Everybody wants to have an awesome relationship—but not everyone is willing to go through the tough conversations, the awkward silences, the hurt feelings, and the emotional psychodrama to get there. People want an amazing physique. But they forget that you don’t end up with one unless you appreciate the pain and stress that comes with living inside a gym for hour upon hour, or unless you love calculating and calibrating the food you eat, and planning your life on tiny plate-sized portions.
Most of us, even so-called bible believing Christians, view pain and sacrifice as objectively negative things to be avoided at all costs (Read Matt 16:24-26). At a Resilience Course, I learnt that we are all capable of, and I add, responsible for ascribing meaning to our pain, and this is a path to give our life purpose. The positive is the side effect of handling the negative. You can only avoid negative experiences for so long before they come roaring back at you. Positive experience is easy to handle. It is negative experience that we all, by definition, struggle with.
Therefore, what we get out of life is not determined by the ubiquitous and fleeting good feelings we desire, but by what bad feelings we are willing and able to sustain to get us to those good feelings.

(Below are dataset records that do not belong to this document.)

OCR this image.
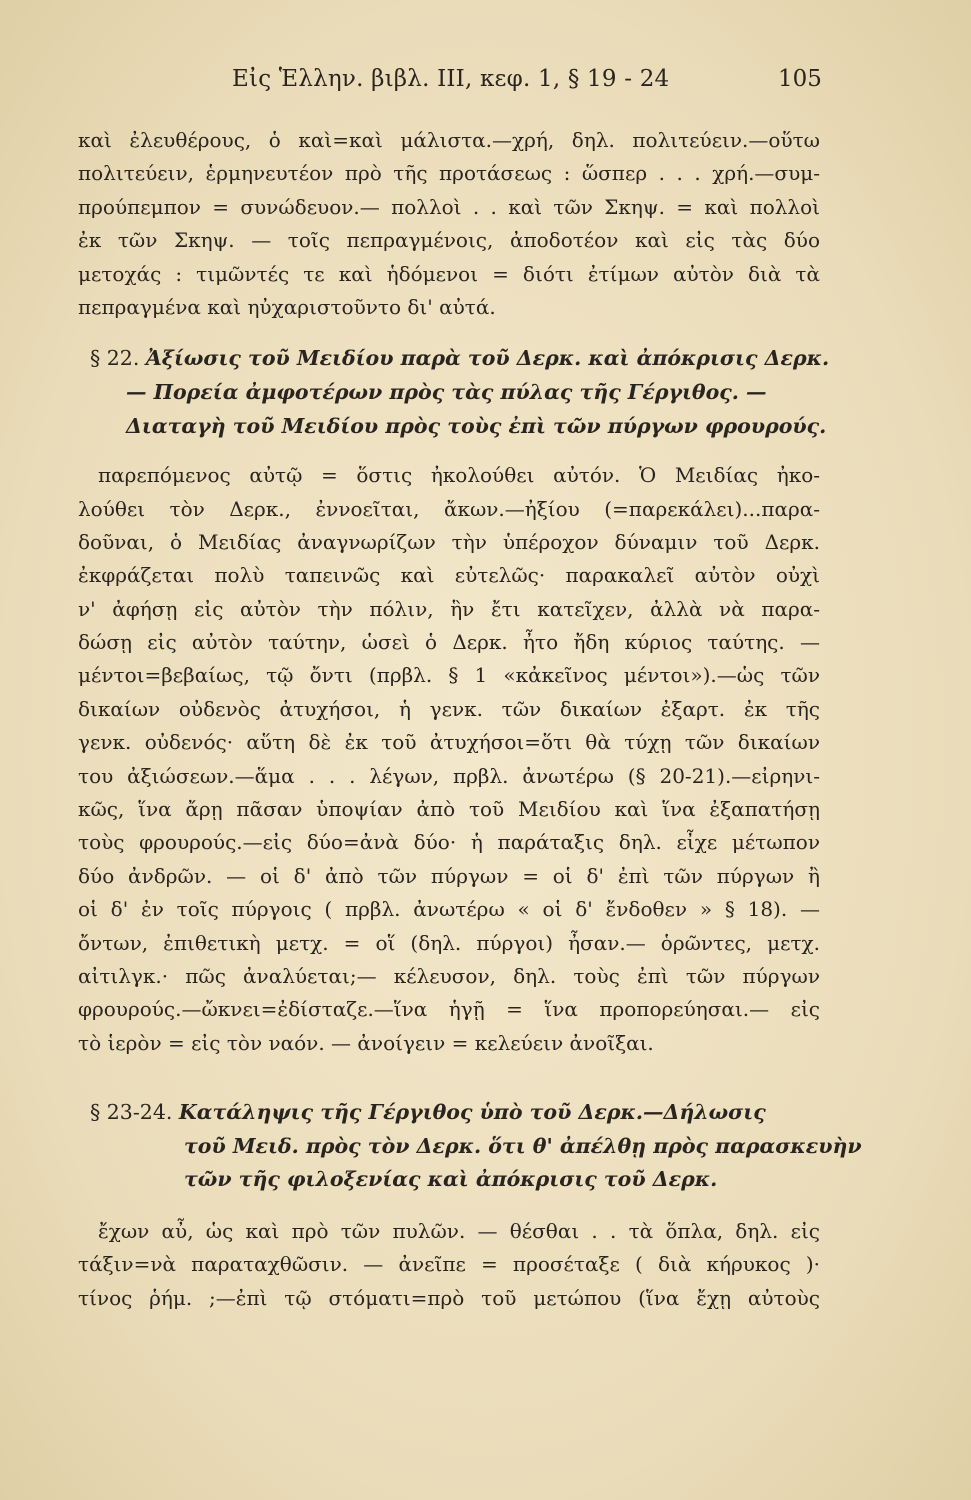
Εἰς Ἑλλην. βιβλ. III, κεφ. 1, § 19 - 24	105
καὶ ἐλευθέρους, ὁ καὶ=καὶ μάλιστα.—χρή, δηλ. πολιτεύειν.—οὕτω
πολιτεύειν, ἑρμηνευτέον πρὸ τῆς προτάσεως : ὥσπερ . . . χρή.—συμ-
προύπεμπον = συνώδευον.— πολλοὶ . . καὶ τῶν Σκηψ. = καὶ πολλοὶ
ἐκ τῶν Σκηψ. — τοῖς πεπραγμένοις, ἀποδοτέον καὶ εἰς τὰς δύο
μετοχάς : τιμῶντές τε καὶ ἡδόμενοι = διότι ἐτίμων αὐτὸν διὰ τὰ
πεπραγμένα καὶ ηὐχαριστοῦντο δι' αὐτά.
§ 22. Ἀξίωσις τοῦ Μειδίου παρὰ τοῦ Δερκ. καὶ ἀπόκρισις Δερκ.
— Πορεία ἀμφοτέρων πρὸς τὰς πύλας τῆς Γέργιθος. —
Διαταγὴ τοῦ Μειδίου πρὸς τοὺς ἐπὶ τῶν πύργων φρουρούς.
παρεπόμενος αὐτῷ = ὅστις ἠκολούθει αὐτόν. Ὁ Μειδίας ἠκο-
λούθει τὸν Δερκ., ἐννοεῖται, ἄκων.—ἠξίου (=παρεκάλει)...παρα-
δοῦναι, ὁ Μειδίας ἀναγνωρίζων τὴν ὑπέροχον δύναμιν τοῦ Δερκ.
ἐκφράζεται πολὺ ταπεινῶς καὶ εὐτελῶς· παρακαλεῖ αὐτὸν οὐχὶ
ν' ἀφήσῃ εἰς αὐτὸν τὴν πόλιν, ἣν ἔτι κατεῖχεν, ἀλλὰ νὰ παρα-
δώσῃ εἰς αὐτὸν ταύτην, ὡσεὶ ὁ Δερκ. ἦτο ἤδη κύριος ταύτης. —
μέντοι=βεβαίως, τῷ ὄντι (πρβλ. § 1 «κἀκεῖνος μέντοι»).—ὡς τῶν
δικαίων οὐδενὸς ἀτυχήσοι, ἡ γενκ. τῶν δικαίων ἐξαρτ. ἐκ τῆς
γενκ. οὐδενός· αὕτη δὲ ἐκ τοῦ ἀτυχήσοι=ὅτι θὰ τύχῃ τῶν δικαίων
του ἀξιώσεων.—ἅμα . . . λέγων, πρβλ. ἀνωτέρω (§ 20-21).—εἰρηνι-
κῶς, ἵνα ἄρῃ πᾶσαν ὑποψίαν ἀπὸ τοῦ Μειδίου καὶ ἵνα ἐξαπατήσῃ
τοὺς φρουρούς.—εἰς δύο=ἀνὰ δύο· ἡ παράταξις δηλ. εἶχε μέτωπον
δύο ἀνδρῶν. — οἱ δ' ἀπὸ τῶν πύργων = οἱ δ' ἐπὶ τῶν πύργων ἢ
οἱ δ' ἐν τοῖς πύργοις ( πρβλ. ἀνωτέρω « οἱ δ' ἔνδοθεν » § 18). —
ὄντων, ἐπιθετικὴ μετχ. = οἵ (δηλ. πύργοι) ἦσαν.— ὁρῶντες, μετχ.
αἰτιλγκ.· πῶς ἀναλύεται;— κέλευσον, δηλ. τοὺς ἐπὶ τῶν πύργων
φρουρούς.—ὤκνει=ἐδίσταζε.—ἵνα ἡγῇ = ἵνα προπορεύησαι.— εἰς
τὸ ἱερὸν = εἰς τὸν ναόν. — ἀνοίγειν = κελεύειν ἀνοῖξαι.
§ 23-24. Κατάληψις τῆς Γέργιθος ὑπὸ τοῦ Δερκ.—Δήλωσις
τοῦ Μειδ. πρὸς τὸν Δερκ. ὅτι θ' ἀπέλθῃ πρὸς παρασκευὴν
τῶν τῆς φιλοξενίας καὶ ἀπόκρισις τοῦ Δερκ.
ἔχων αὖ, ὡς καὶ πρὸ τῶν πυλῶν. — θέσθαι . . τὰ ὅπλα, δηλ. εἰς
τάξιν=νὰ παραταχθῶσιν. — ἀνεῖπε = προσέταξε ( διὰ κήρυκος )·
τίνος ῥήμ. ;—ἐπὶ τῷ στόματι=πρὸ τοῦ μετώπου (ἵνα ἔχῃ αὐτοὺς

What determines your success isn’t “What you enjoy doing but what pain you are willing to endure. The quality of your life is not determined by the quality of your positive experiences, but more by the quality of your negative experiences. And to get successful at dealing with negative experiences is to get successful at dealing with life.
Therefore, my advice is simple but deep, “If you want the benefits of something in life, you have to also want the costs, which is not yours to fix by the way”. Just think of your relationships, business or spiritual life, if you find yourself wanting something month after month, year after year, yet nothing happens and you never come any closer to it, then maybe what you actually want is a fantasy, an idealization, an image, a false promise. Maybe what you want isn’t what you want or need— you just enjoy wanting.
Maybe you are the man who confessed, “I wanted the reward and not the struggle. I wanted the result and not the process. I was in love not with the fight, but only the victory. I thought I wanted something, but it turns out I didn’t.” End of story!